What truly dreadful week it has been. What a vindication for those who claim politicians are liars and cheats. I’ve always argued against this lazy generalisation, but some of them have shown that they are this week.

I do not believe that the Chairman of the Conservative Party, Brandon Lewis, broke his pair “by mistake”.

I do not believe that the President of the United States “misspoke” in Helsinki.

I do believe Vote Leave cheated to win the EU Referendum, and so do the Electoral Commission.

On we go to Brexit

There are slight indications of a move against Brexit in the polls but my summary of the events of this week is as follows. When it comes to the crunch, the hard line Brexiteers are calling the shots. It is an extraordinary considering they are a minority in the Conservative Party, a minority in Parliament and a minority in the country.

Peter Bone and his ilk report outrage at the betrayal of the Chequers Agreement. The anger is coming from grassroot members of the Conservative Party living in the suburbs and rural England, whose average age is 65, who yearn after an England of warm beer and cycling to church. They are not representative of the moderate cosmopolitan majority.

The problem is that the majority can’t get their act together because of several reasons. The Remainers and soft Brexiteers in the Tory Party back down when the crunch comes. Labour Remainers are trapped by the leadership of Jeremy Corbyn and John McDonnell. They are actually Leavers believing in the freedom to subsidise failing industries against the EU’s State Aid rules. The Lib Dems, who should be doing far better in the polls with their Exit from Brexit campaign, are not cutting through. They were not helped by the absence from a crucial EU vote this week of both the current and former leaders.

May carries on

I have always believed in the resilience of Theresa May when most commentators were predicting her demise.
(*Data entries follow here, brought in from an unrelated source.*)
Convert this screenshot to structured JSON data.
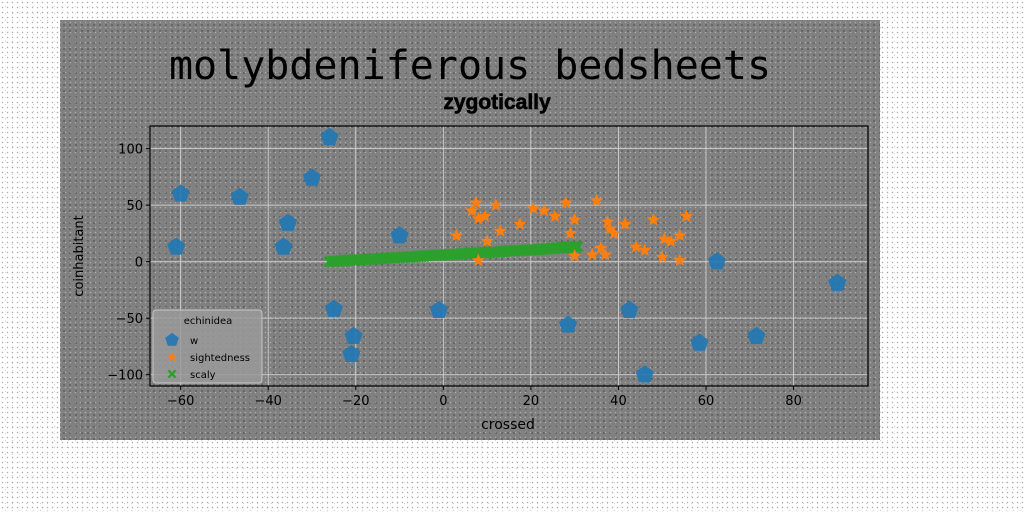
{
  "figure": {
    "suptitle": "molybdeniferous bedsheets"
  },
  "chart_data": {
    "type": "scatter",
    "title": "zygotically",
    "xlabel": "crossed",
    "ylabel": "coinhabitant",
    "xlim": [
      -67,
      97
    ],
    "ylim": [
      -110,
      120
    ],
    "xticks": [
      -60,
      -40,
      -20,
      0,
      20,
      40,
      60,
      80
    ],
    "yticks": [
      -100,
      -50,
      0,
      50,
      100
    ],
    "grid": true,
    "legend": {
      "title": "echinidea",
      "location": "lower-left"
    },
    "series": [
      {
        "name": "w",
        "marker": "pentagon",
        "color": "#1f77b4",
        "points": [
          [
            -26,
            110
          ],
          [
            -30,
            74
          ],
          [
            -60,
            60
          ],
          [
            -46.5,
            57
          ],
          [
            -35.5,
            34
          ],
          [
            -36.5,
            13
          ],
          [
            -61,
            13
          ],
          [
            -10,
            23
          ],
          [
            -25,
            -42
          ],
          [
            -20.5,
            -66
          ],
          [
            -21,
            -82
          ],
          [
            -1,
            -43
          ],
          [
            28.5,
            -56
          ],
          [
            42.5,
            -43
          ],
          [
            46,
            -100
          ],
          [
            58.5,
            -72
          ],
          [
            62.5,
            0
          ],
          [
            71.5,
            -66
          ],
          [
            90,
            -19
          ]
        ]
      },
      {
        "name": "sightedness",
        "marker": "star",
        "color": "#ff7f0e",
        "points": [
          [
            3,
            23
          ],
          [
            6.5,
            45
          ],
          [
            7.5,
            52
          ],
          [
            9.5,
            40
          ],
          [
            12,
            50
          ],
          [
            13,
            27
          ],
          [
            8,
            38
          ],
          [
            10,
            18
          ],
          [
            20.5,
            47
          ],
          [
            23,
            45
          ],
          [
            25.5,
            40
          ],
          [
            28,
            52
          ],
          [
            30,
            37
          ],
          [
            35,
            54
          ],
          [
            37.5,
            35
          ],
          [
            38,
            29
          ],
          [
            39,
            25
          ],
          [
            36,
            12
          ],
          [
            41.5,
            33
          ],
          [
            44,
            13
          ],
          [
            46,
            10
          ],
          [
            48,
            37
          ],
          [
            50.5,
            20
          ],
          [
            52,
            18
          ],
          [
            55.5,
            40
          ],
          [
            54,
            23
          ],
          [
            29,
            25
          ],
          [
            30,
            5
          ],
          [
            37,
            6
          ],
          [
            50,
            4
          ],
          [
            54,
            1
          ],
          [
            17.5,
            33
          ],
          [
            8,
            1
          ],
          [
            34,
            6
          ]
        ]
      },
      {
        "name": "scaly",
        "marker": "X",
        "color": "#2ca02c",
        "points": [
          [
            -26,
            0
          ],
          [
            -23,
            1
          ],
          [
            -20,
            1.5
          ],
          [
            -17,
            2
          ],
          [
            -14,
            3
          ],
          [
            -11,
            3.5
          ],
          [
            -8,
            4
          ],
          [
            -5,
            5
          ],
          [
            -2,
            5.5
          ],
          [
            1,
            6
          ],
          [
            4,
            7
          ],
          [
            7,
            7.5
          ],
          [
            10,
            8
          ],
          [
            13,
            9
          ],
          [
            16,
            9.5
          ],
          [
            19,
            10
          ],
          [
            22,
            11
          ],
          [
            25,
            12
          ],
          [
            27,
            12.5
          ]
        ]
      }
    ]
  }
}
The fact is as we go into the summer recess that she has got through the Commons, the major bills to implement Brexit. There is no sign of the 48 letters requesting a Tory leadership contest, still less evidence that 159 Tory MPs would vote against her in an election she would intend to fight.

The truth has always been that she is best placed to be in charge through this nightmare process and then she will disappear in a welter of criticism from Remainers and Leavers as the country descends into chaos and economic downturn when we are out of the EU.

Poor old business

Meanwhile business lives with the thing it hates most, uncertainty. But we are already paying a heavy price for this madness. Investment decisions being put on hold, talented Europeans leaving our university research teams and pharmaceutical companies spending millions setting up European plants to wastefully duplicate drug testing facilities in anticipation of a hard Brexit.

Here comes Summer

I may have got this wrong, but I have the impression that everyone involved in the negotiations are going on holiday. They all talk about time running out and the crunch coming in October as if August didn’t exist.

Politicians and civil servants need to scrap their holidays and get on with the detailed talks over the most critical issue this country has faced since 1945.